4. PSA-CAS-DP plate (for 140 mm plate)
   60 ml melted PSA
   2,2’-dipyridyl (75 μM for X. campestris pv. campestris and 50 μM for X. oryzae pv. oryzae and X. oryzae pv. oryzicola)
   7.2 ml CAS solution
   

Acknowledgments

We acknowledge Dr. Masaki J. Fujita (Hokkaido University, Japan) for providing the pure vibrioferrin for this study. We extend the acknowledgement to a previous study from our lab (Rai, 2015), from where we have modified the siderophore estimation protocol for Xcc. This work was supported by funding to SC from DBT-India, CSIR-HRDG-India, DST-SERB-India and CDFD core funding. SSP was recipient of JRF and SRF from CSIR-India. PS and BS were recipients of JRF and SRF from UGC-India. RKV was recipient of JRF and SRF from DBT-India.

References

1. Fujita, M. J., Kimura, N., Sakai, A., Ichikawa, Y., Hanyu, T. and Otsuka, M. (2011). Cloning and heterologous expression of the vibrioferrin biosynthetic gene cluster from a marine metagenomic library. Biosci Biotechnol Biochem 75(12): 2283-2287.
   
2. Neilands, J. B. (1995). Siderophores: structure and function of microbial iron transport compounds. J Biol Chem 270(45): 26723-26726.
   
3. Pandey, A. and Sonti, R. V. (2010). Role of the FeoB protein and siderophore in promoting virulence of Xanthomonas oryzae pv. oryzae on rice. J Bacteriol 192(12): 3187-3203.
   
4. Pandey, S. S., Patnana, P. K., Lomada, S. K., Tomar, A. and Chatterjee, S. (2016a). Co-regulation of iron metabolism and virulence associated functions by iron and XibR, a novel iron binding transcription factor, in the plant pathogen Xanthomonas. PLoS Pathog 12(11): e1006019.
   
5. Pandey, S. S., Patnana, P. K., Rai, R. and Chatterjee, S. (2016b). Xanthoferrin, the alpha-hydroxycarboxylate-type siderophore of Xanthomonas campestris pv. campestris, is required for optimum virulence and growth inside cabbage.
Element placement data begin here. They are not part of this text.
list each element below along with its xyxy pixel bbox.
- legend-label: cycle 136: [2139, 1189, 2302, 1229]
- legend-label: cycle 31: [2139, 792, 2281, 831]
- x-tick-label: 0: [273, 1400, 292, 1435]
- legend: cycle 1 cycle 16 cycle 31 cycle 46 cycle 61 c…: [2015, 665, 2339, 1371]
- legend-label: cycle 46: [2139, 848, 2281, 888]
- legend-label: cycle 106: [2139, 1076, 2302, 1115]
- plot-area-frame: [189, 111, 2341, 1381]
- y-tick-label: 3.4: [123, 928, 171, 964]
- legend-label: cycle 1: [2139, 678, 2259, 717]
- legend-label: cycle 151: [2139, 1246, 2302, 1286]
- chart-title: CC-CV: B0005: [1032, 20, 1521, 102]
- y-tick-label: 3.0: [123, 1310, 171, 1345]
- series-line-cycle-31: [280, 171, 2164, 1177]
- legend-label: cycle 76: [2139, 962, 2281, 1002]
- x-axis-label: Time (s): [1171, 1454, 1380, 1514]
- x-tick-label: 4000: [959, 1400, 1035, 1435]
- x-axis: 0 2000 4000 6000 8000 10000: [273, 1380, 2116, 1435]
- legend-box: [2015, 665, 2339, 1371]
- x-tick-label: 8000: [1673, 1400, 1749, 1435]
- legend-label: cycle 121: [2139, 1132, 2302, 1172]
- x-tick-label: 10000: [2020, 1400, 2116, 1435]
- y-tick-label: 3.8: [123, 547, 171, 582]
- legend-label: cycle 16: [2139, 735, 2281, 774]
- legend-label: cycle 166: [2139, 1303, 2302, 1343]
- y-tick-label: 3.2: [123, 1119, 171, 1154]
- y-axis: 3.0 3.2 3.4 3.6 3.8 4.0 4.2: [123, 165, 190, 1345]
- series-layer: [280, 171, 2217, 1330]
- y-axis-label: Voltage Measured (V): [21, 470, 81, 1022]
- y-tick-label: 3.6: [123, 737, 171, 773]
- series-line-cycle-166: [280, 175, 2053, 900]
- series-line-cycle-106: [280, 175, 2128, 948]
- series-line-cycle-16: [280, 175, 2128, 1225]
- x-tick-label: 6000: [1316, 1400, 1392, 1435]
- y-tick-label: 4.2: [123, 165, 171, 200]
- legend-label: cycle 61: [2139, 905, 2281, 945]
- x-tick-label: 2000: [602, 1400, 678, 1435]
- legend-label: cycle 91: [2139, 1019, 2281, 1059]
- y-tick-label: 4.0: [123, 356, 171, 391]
Mol Plant Pathol.
   
6. Rai, R., Javvadi, S. and Chatterjee, S. (2015). Cell-cell signaling promotes ferric iron uptake in Xanthomonas oryzae pv. oryzicola that contribute to its virulence and growth inside rice. Mol Microbiol 96(4): 708-727.
   
7. Rey, F., Ferreira, M. A., Facal, P. and Machado, A. A. S. C. (1996). Effect of concentration, pH, and ionic strength on the viscosity of solutions of a soil fulvic acid. Can J Chem 74: 295-299.
   
8. Schwyn, B. and Neilands, J. B. (1987). Universal chemical assay for the detection and determination of siderophores. Anal Biochem 160(1): 47-56.
   
9. Tsuchia, K., Mew, T. W. and Wakimoto, S. (1982). Bacteriological and pathological charecteristics of wild types and induced mutants of Xanthomonas campestris pv. oryzae. Phytopathology 72: 43-46.